I have to say that I really enjoyed this novel. I loved the protagonist, Peter Grant, and the way he interacts with those around him. I did, however, find this novel a bit hard to follow in terms of the plot. It read very much like a TV show, abrupt cuts and all. But whereas in a TV show you have visuals that connect these scenes together, in the book it left me a bit lost.
Even with a few plot holes, I would love to read the other books in the series and see what’s next for Peter Grant and Nightingale.
Stay tuned for the next installment of Book Battle 2015. Happy reading!
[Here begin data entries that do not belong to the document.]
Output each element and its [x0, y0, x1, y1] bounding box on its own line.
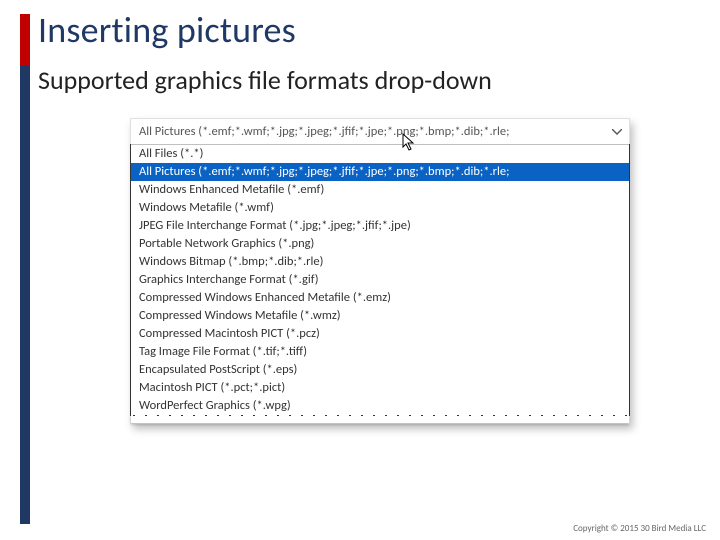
dropdown-item[interactable]: All Files (*.*): [131, 145, 629, 163]
dropdown-item[interactable]: Windows Bitmap (*.bmp;*.dib;*.rle): [131, 253, 629, 271]
torn-edge-decoration: [131, 415, 629, 423]
dropdown-item[interactable]: Compressed Windows Metafile (*.wmz): [131, 307, 629, 325]
chevron-down-icon[interactable]: [609, 124, 625, 140]
slide-content: Inserting pictures Supported graphics fi…: [38, 8, 708, 424]
dropdown-item[interactable]: Macintosh PICT (*.pct;*.pict): [131, 379, 629, 397]
page-title: Inserting pictures: [38, 8, 708, 52]
dropdown-item[interactable]: All Pictures (*.emf;*.wmf;*.jpg;*.jpeg;*…: [131, 163, 629, 181]
accent-bar: [20, 14, 30, 524]
dropdown-item[interactable]: Graphics Interchange Format (*.gif): [131, 271, 629, 289]
page-subtitle: Supported graphics file formats drop-dow…: [38, 64, 708, 96]
copyright-footer: Copyright © 2015 30 Bird Media LLC: [573, 523, 706, 534]
dropdown-item[interactable]: Windows Enhanced Metafile (*.emf): [131, 181, 629, 199]
file-format-dropdown[interactable]: All Pictures (*.emf;*.wmf;*.jpg;*.jpeg;*…: [130, 118, 630, 424]
dropdown-list[interactable]: All Files (*.*)All Pictures (*.emf;*.wmf…: [130, 144, 630, 416]
dropdown-item[interactable]: Compressed Macintosh PICT (*.pcz): [131, 325, 629, 343]
dropdown-item[interactable]: Encapsulated PostScript (*.eps): [131, 361, 629, 379]
dropdown-item[interactable]: Tag Image File Format (*.tif;*.tiff): [131, 343, 629, 361]
dropdown-item[interactable]: Portable Network Graphics (*.png): [131, 235, 629, 253]
dropdown-item[interactable]: JPEG File Interchange Format (*.jpg;*.jp…: [131, 217, 629, 235]
dropdown-item[interactable]: Compressed Windows Enhanced Metafile (*.…: [131, 289, 629, 307]
dropdown-item[interactable]: Windows Metafile (*.wmf): [131, 199, 629, 217]
dropdown-item[interactable]: WordPerfect Graphics (*.wpg): [131, 397, 629, 415]
dropdown-header[interactable]: All Pictures (*.emf;*.wmf;*.jpg;*.jpeg;*…: [131, 119, 629, 145]
dropdown-selected-text: All Pictures (*.emf;*.wmf;*.jpg;*.jpeg;*…: [139, 124, 609, 139]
Next up in Book Battle 2015 is a book where there author has my same initials. This was by far the most difficult book for me to find. In the end, I could only find two authors who shared by exact initials, B.A. I found so many who were A.B. I considered it for awhile but decided that I wanted to continue with the challenge. While browsing a bookstore I found Ben Aaronovitch and his novel Rivers of London, also known as Midnight Riot.
From the back, this novel is about Peter Grant, a young police detective who finds himself as the apprentice to a wizard working for the London police. While learning magic, Peter becomes entangled in a strange series of crimes somehow based on the Punch and Judy puppets .
I must say that I’m extremely intrigued as to how all of these elements are going to fit together. I can’t wait to meet this Peter Grant and see how he solves this series of bizarre crimes.
Stay tuned for the full review of Rivers of London. Happy reading!
Human Croquet is like the offspring of Terry Pratchett’s Discworld, Grimm’s fairy tales, and a dash of Agatha Christie. The origin story is all Terry Pratchett magic with dashes of Jane Eyre and the wife in the attic. The story quickly progresses to that of Isobel Fairfax, a descendant of the illustrious Fairfax’s, and her painful coming of age in small town Lythe, England. Isobel’s story starts on her 16th birthday and continually moves back and forth in time to tell the story of her family as a whole and the decisions they made that shaped their lives and their worlds. The further Isobel goes into her own family’s past the more she learns about the past of the land she inhabits. Full of images of fairy tales like Bluebeard and literary allusions, a la William Shakespeare as a tutor to one of Isobel’s ancestors, Human Croquet tells a complex story of fate and how fate can play out over centuries.
The one thing that struck me the most whilst reading Human Croquet was how flawed human perception is. We really do see what we want to see and make up stories to explain exactly what we saw. Isobel does precisely this throughout the novel. She creates scenes to help explain and block out her own past, especially regarding her mother Eliza.
Eliza is probably the most interesting character in the whole novel. At first she’s not quite real. She doesn’t even have quotations when she speaks. She speaks all in italics like an all knowing seer, or what I imagine the caterpillar from Alice in Wonderland. Her history is tragic and colors the entire world around her. Her absence is felt by everyone in the novel and as a consequence you as the reader feel it too. Her absence is where the Agatha Christie dashes come to play. It takes the entire novel to figure out what happened to Eliza and her end is just as dramatic and tragic as her beginning.
I can’t tell you how much fun this novel was to read. Just trying to guess all of the literary illusions was entertaining in itself. Atkinson has a way with words. Her sentences are beautiful and flow effortlessly into one another. I love how each of her novels has a facade storyline and an unseen one that you have to piece together yourself. Her writing is dense and full. but that’s what I love about it. Atkinson novels always make you think and second guess yourself. But isn’t that what literature is all about, digging and discovering what it means to you.